Annie Tummino, a coordinator for National Women's Liberation Coordinator and lead plaintiff in the lawsuit, added that, "The denial of full access to the morning-after pill has been an outrageous political decision and wholly without scientific basis – under both the Bush and Obama administrations."
In a 2011 statement, as an explanation for its decision, Health and Human Services said,
"However, the switch from prescription to over the counter for this product requires that we have enough evidence to show that those who use this medicine can understand the label and use the product appropriately."

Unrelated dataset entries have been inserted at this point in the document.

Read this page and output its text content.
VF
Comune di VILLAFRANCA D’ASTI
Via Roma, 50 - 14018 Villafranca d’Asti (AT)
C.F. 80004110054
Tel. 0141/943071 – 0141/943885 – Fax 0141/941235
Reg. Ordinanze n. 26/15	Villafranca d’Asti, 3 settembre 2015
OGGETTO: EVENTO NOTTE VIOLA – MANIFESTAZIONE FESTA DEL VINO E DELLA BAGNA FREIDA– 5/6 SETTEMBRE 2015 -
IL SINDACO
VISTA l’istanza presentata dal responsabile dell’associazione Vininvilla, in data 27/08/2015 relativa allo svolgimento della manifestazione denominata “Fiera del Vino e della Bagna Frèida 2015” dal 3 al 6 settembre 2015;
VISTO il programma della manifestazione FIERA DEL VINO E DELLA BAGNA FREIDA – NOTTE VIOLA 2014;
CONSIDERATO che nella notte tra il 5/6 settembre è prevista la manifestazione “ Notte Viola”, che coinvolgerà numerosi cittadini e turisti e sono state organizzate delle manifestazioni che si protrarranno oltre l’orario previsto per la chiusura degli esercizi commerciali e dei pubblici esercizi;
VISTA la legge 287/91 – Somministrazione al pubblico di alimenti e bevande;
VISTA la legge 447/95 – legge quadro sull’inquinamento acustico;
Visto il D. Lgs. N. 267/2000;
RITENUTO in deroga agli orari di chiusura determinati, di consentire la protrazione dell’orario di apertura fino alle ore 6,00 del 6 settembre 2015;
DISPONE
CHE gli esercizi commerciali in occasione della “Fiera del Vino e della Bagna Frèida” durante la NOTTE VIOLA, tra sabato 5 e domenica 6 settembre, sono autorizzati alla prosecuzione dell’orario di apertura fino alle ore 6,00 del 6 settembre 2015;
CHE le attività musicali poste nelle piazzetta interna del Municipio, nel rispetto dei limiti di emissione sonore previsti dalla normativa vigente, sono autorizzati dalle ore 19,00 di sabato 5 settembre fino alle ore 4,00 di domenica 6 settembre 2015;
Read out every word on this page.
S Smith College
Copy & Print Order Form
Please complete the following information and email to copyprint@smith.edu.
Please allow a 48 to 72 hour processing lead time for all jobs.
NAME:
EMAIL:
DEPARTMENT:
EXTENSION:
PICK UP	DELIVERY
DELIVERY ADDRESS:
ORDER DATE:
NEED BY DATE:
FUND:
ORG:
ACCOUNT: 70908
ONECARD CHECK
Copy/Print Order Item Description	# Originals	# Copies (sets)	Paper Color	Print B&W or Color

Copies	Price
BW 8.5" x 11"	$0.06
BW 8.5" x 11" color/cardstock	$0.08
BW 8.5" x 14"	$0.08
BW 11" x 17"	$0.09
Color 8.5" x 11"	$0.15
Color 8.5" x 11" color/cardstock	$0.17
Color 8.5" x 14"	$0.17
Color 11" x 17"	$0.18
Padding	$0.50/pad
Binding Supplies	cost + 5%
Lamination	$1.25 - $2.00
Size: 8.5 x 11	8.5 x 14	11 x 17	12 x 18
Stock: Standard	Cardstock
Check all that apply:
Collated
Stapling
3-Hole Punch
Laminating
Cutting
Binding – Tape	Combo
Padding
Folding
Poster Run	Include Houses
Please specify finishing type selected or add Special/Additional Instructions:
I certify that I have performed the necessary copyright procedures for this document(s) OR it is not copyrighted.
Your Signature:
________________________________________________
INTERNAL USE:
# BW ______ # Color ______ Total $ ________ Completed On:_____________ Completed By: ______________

When Macke was a teenager she needed the morning-after pill, but age restrictions prevented her from buying it. Afraid to ask her mother, she instead made her own emergency contraception by taking her mother 's birth control.
This unsafe practice is a reality for many young women across the country who, due to the 17 and over age limit, are unable to get safe forms of emergency birth control without a prescription.
"Right now, President Obama and Health and Human Services are keeping a safe and effective way to prevent pregnancy behind the counter--in spite of the FDA's recommendations, " Macke said.